Ich solle das Tier da wegholen, sagte sie, das sei ja krank und sie hätte
es darum auch nicht angefasst und nicht gefüttert, denn sie will sich ja
nicht anstecken und überhaupt…
Ein wahrer Redeschwall ergoss sich über mich und ich wandte mich wieder
der Anruferin zu, bat sie darum, mir den Kater zu zeigen. Wir gingen
gerade zu ihrem Haus, als er über die Straße kam - und ich erschrak.

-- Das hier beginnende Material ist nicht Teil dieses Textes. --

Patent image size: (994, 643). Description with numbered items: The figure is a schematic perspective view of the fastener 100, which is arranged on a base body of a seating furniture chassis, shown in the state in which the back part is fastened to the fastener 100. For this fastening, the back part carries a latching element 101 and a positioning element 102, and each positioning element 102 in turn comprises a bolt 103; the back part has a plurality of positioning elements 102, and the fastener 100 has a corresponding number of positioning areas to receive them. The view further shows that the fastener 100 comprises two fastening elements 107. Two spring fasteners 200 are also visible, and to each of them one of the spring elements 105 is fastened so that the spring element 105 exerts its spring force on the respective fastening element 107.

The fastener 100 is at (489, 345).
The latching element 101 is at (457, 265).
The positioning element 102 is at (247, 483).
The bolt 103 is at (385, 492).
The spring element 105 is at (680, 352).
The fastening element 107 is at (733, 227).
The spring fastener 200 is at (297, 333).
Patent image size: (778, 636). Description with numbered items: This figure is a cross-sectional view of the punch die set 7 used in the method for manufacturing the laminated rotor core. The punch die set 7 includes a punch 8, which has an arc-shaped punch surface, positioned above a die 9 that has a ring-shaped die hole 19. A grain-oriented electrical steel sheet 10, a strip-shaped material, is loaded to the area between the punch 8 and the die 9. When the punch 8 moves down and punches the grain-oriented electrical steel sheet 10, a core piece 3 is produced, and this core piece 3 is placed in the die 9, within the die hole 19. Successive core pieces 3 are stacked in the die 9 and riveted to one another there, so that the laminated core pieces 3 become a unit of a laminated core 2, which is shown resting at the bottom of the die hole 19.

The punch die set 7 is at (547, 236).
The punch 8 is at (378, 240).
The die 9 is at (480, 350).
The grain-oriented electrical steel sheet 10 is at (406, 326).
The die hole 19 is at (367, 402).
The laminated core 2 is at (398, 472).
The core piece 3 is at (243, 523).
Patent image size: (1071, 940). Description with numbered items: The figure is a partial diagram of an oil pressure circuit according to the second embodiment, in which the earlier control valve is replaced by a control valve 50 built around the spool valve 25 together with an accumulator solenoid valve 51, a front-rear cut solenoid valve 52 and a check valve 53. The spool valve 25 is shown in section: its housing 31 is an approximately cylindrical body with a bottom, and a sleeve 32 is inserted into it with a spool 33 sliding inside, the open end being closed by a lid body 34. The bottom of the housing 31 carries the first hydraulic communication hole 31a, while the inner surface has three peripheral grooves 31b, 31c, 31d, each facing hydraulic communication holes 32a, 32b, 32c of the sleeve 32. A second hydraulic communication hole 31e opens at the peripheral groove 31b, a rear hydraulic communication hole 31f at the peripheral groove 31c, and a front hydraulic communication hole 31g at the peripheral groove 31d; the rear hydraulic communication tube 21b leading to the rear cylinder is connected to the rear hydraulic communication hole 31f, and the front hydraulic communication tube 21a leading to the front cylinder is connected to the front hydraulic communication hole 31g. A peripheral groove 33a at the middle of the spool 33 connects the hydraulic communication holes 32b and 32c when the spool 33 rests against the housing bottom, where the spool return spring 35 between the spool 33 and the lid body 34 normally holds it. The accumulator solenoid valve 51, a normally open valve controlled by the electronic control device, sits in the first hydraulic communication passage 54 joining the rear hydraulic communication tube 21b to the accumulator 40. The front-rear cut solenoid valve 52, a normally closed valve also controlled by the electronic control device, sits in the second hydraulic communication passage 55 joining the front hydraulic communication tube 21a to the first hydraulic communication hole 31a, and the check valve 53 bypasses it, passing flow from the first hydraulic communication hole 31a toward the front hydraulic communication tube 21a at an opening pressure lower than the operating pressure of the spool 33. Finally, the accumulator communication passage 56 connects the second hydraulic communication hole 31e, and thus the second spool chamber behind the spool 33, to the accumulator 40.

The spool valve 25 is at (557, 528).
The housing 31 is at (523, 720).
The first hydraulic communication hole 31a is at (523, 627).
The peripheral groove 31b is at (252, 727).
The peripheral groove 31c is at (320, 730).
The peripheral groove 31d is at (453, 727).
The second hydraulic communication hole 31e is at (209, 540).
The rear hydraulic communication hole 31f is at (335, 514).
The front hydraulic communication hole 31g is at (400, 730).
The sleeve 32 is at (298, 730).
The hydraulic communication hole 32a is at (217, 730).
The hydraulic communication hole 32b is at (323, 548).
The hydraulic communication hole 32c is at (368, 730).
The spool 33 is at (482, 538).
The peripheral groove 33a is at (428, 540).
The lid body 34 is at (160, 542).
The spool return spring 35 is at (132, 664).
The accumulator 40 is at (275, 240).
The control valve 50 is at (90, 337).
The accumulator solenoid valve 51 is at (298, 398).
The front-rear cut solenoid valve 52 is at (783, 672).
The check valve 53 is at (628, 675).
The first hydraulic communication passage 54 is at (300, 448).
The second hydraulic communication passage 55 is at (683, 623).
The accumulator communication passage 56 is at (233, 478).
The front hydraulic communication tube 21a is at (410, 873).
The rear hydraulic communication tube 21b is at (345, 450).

Der sicher mal stattliche Kater war ein Häuflein Elend, abgemagert und
knochig schwankte er beim Gehen mit jedem Schritt hin und her. Ich ging zu
ihm, kniete mich hin und streichelte sein struppiges Fell, das an einigen
Stellen ganz dünn war. Sicher saß er voller Flöhe und anderer Parasiten,
die an seinem ohnehin ausgemergeltem Körper zehrten.
Er tat mir unbeschreiblich leid. Er war sehr lieb und zutraulich und
genoss die Streicheleinheiten, die ich ihm zukommen ließ. Sicher hatte er
so etwas lange nicht genießen dürfen.Ich sah ihn mir
genau an, an seiner Nasenspitze hatte er eine verkrustete Stelle, aber
ansonsten konnte ich keine äußerlichen Verletzungen sehen.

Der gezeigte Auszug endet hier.